Before the government asked PNAS to pull the paper, it survived a review by experts in botulinum toxin, mathematical modeling and biosecurity, and members of the PNAS editorial board, according to Alberts' editorial. Reviewers followed the recommendations of the National Academies' so-called "Fink report," released in October 2003 to establish a balance between scientific openness and national security.

Bill Hall, spokesperson for the HHS, who spoke to The Scientist after the paper was initially pulled, said this is the first time he knows of the HHS asking an academic publication to hold a paper due to terrorism concerns. Although many argue that newspapers and other outlets have exposed vulnerabilities in transportation, nuclear power and other sectors that terrorists could exploit, Hall said this paper stood out because of the "level of detail." It's one thing to say the dairy industry is vulnerable, he noted, it's another to specifically describe how to poison the country's dairy supply. "That's a level of granularity that's of no help to anyone but terrorists," he said.
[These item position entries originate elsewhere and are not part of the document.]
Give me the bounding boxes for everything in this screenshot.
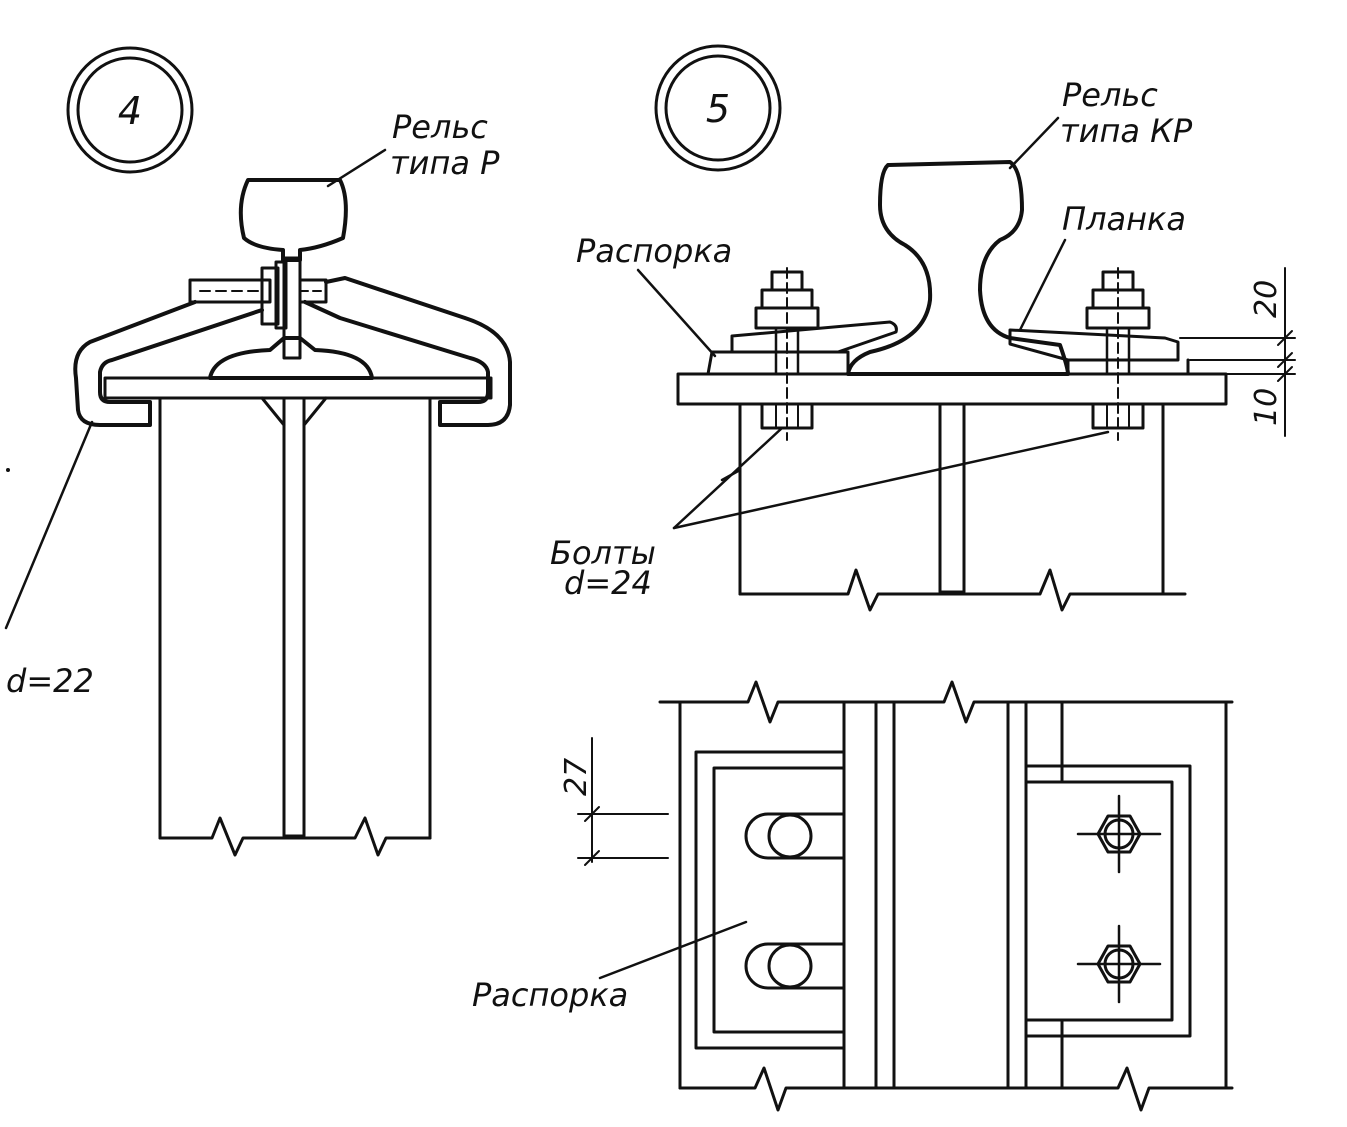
detail-5-dimensions: 20 10: [1179, 267, 1296, 437]
detail-5-plate-label: Планка: [1018, 200, 1186, 332]
detail-5-bolts-label: Болты d=24: [550, 426, 1110, 602]
spacer-label-plan: Распорка: [472, 976, 628, 1014]
rail-type-kr-label-2: типа КР: [1060, 112, 1193, 150]
kr-column: [738, 402, 1187, 612]
bolts-label-1: Болты: [550, 534, 656, 572]
kr-flange-plate: [676, 372, 1228, 406]
plan-spacer-inner: [712, 766, 846, 1034]
dim-10-label: 10: [1249, 388, 1284, 426]
column: [158, 396, 432, 857]
rail-type-p-label-2: типа Р: [390, 144, 500, 182]
plan-bolt-top: [1076, 794, 1162, 874]
dim-27-label: 27: [559, 758, 594, 796]
wedge-left: [730, 320, 898, 354]
rail-type-kr-label-1: Рельс: [1062, 76, 1158, 114]
rail-type-p-label-1: Рельс: [392, 108, 488, 146]
flange-plate: [103, 376, 493, 400]
spacer-label-top: Распорка: [576, 232, 732, 270]
bolt-right: [1085, 267, 1151, 441]
clamp-bolt: [188, 260, 328, 330]
detail-4-number-badge: 4: [66, 46, 194, 174]
plate-right: [1008, 328, 1180, 362]
clamp-right-bracket: [303, 276, 512, 427]
plan-plate-inner: [1024, 780, 1174, 1022]
plan-spacer-label: Распорка: [472, 920, 748, 1014]
detail-5: 5: [550, 44, 1296, 612]
rail-p-web: [282, 256, 302, 360]
detail-5-rail-label: Рельс типа КР: [1008, 76, 1193, 170]
clamp-left-bracket: [73, 300, 264, 427]
detail-4-bolt-label: d=22: [4, 420, 94, 700]
plate-label: Планка: [1062, 200, 1186, 238]
plan-slot-bottom: [744, 942, 846, 990]
plan-dimension-27: 27: [559, 737, 669, 866]
plan-slot-top: [744, 812, 846, 860]
rail-p-foot: [208, 336, 374, 380]
detail-4-number: 4: [118, 89, 142, 133]
rail-p-head: [238, 178, 348, 262]
detail-5-number-badge: 5: [654, 44, 782, 172]
plan-bolt-bottom: [1076, 924, 1162, 1004]
detail-5-spacer-label: Распорка: [576, 232, 732, 358]
plan-spacer-outer: [694, 750, 846, 1050]
bolt-d22-label: d=22: [6, 662, 94, 700]
bolts-label-2: d=24: [564, 564, 652, 602]
spacer-left: [706, 350, 850, 376]
detail-4-rail-label: Рельс типа Р: [326, 108, 500, 188]
rail-kr: [846, 160, 1070, 376]
detail-4: 4 Рельс: [4, 46, 512, 857]
plan-plate-outer: [1024, 764, 1192, 1038]
bolt-left: [754, 267, 820, 441]
plan-view: 27 Распорка: [472, 680, 1234, 1112]
detail-5-number: 5: [706, 87, 730, 131]
dim-20-label: 20: [1249, 280, 1284, 318]
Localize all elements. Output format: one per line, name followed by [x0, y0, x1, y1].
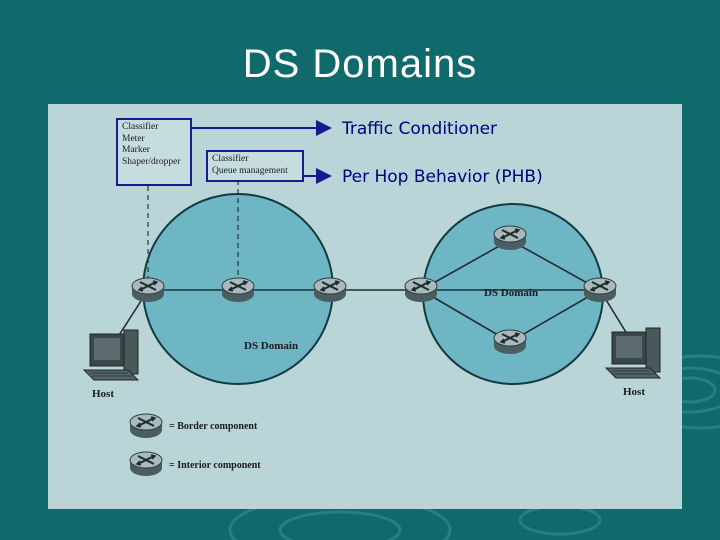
dashed-leaders	[147, 180, 239, 280]
legend-border-icon	[129, 413, 163, 439]
network-diagram: DS Domain DS Domain Host Host = Border c…	[83, 120, 661, 477]
interior-router-left	[221, 277, 255, 303]
border-router-right-2	[583, 277, 617, 303]
border-router-left-2	[313, 277, 347, 303]
host-left-label: Host	[92, 388, 114, 400]
ds-domain-right-label: DS Domain	[484, 287, 538, 299]
slide-title: DS Domains	[242, 42, 478, 86]
phb-label: Per Hop Behavior (PHB)	[342, 167, 543, 187]
phb-item: Classifier	[212, 154, 249, 164]
conditioner-item: Meter	[122, 133, 145, 144]
callout-arrows	[191, 120, 332, 184]
conditioner-item: Marker	[122, 145, 150, 155]
legend-interior-icon	[129, 451, 163, 477]
border-router-left-1	[131, 277, 165, 303]
phb-box: Classifier Queue management	[206, 150, 304, 182]
conditioner-item: Shaper/dropper	[122, 156, 181, 167]
host-left-icon	[83, 329, 139, 381]
host-right-label: Host	[623, 386, 645, 398]
border-router-right-1	[404, 277, 438, 303]
legend-border-label: = Border component	[169, 421, 258, 432]
phb-item: Queue management	[212, 165, 288, 176]
host-right-icon	[605, 327, 661, 379]
legend-interior-label: = Interior component	[169, 460, 261, 471]
conditioner-item: Classifier	[122, 122, 159, 132]
ds-domain-left-label: DS Domain	[244, 340, 298, 352]
traffic-conditioner-label: Traffic Conditioner	[342, 119, 498, 139]
traffic-conditioner-box: Classifier Meter Marker Shaper/dropper	[116, 118, 192, 186]
diagram-panel: DS Domain DS Domain Host Host = Border c…	[48, 104, 682, 509]
interior-router-right-bottom	[493, 329, 527, 355]
interior-router-right-top	[493, 225, 527, 251]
Hall added that the government "absolutely doesn't want to shut down scientific research," but in some cases, the safety of the American public has to take precedence.

James Cullor, director of the Veterinary Medicine Teaching and Research Center at the University of California, Davis, told The Scientist that he believed the paper "put millions of children at risk," and all of the recommendations to protect the nation's milk supply were already known to experts, who were working on them before the researchers became involved in the topic.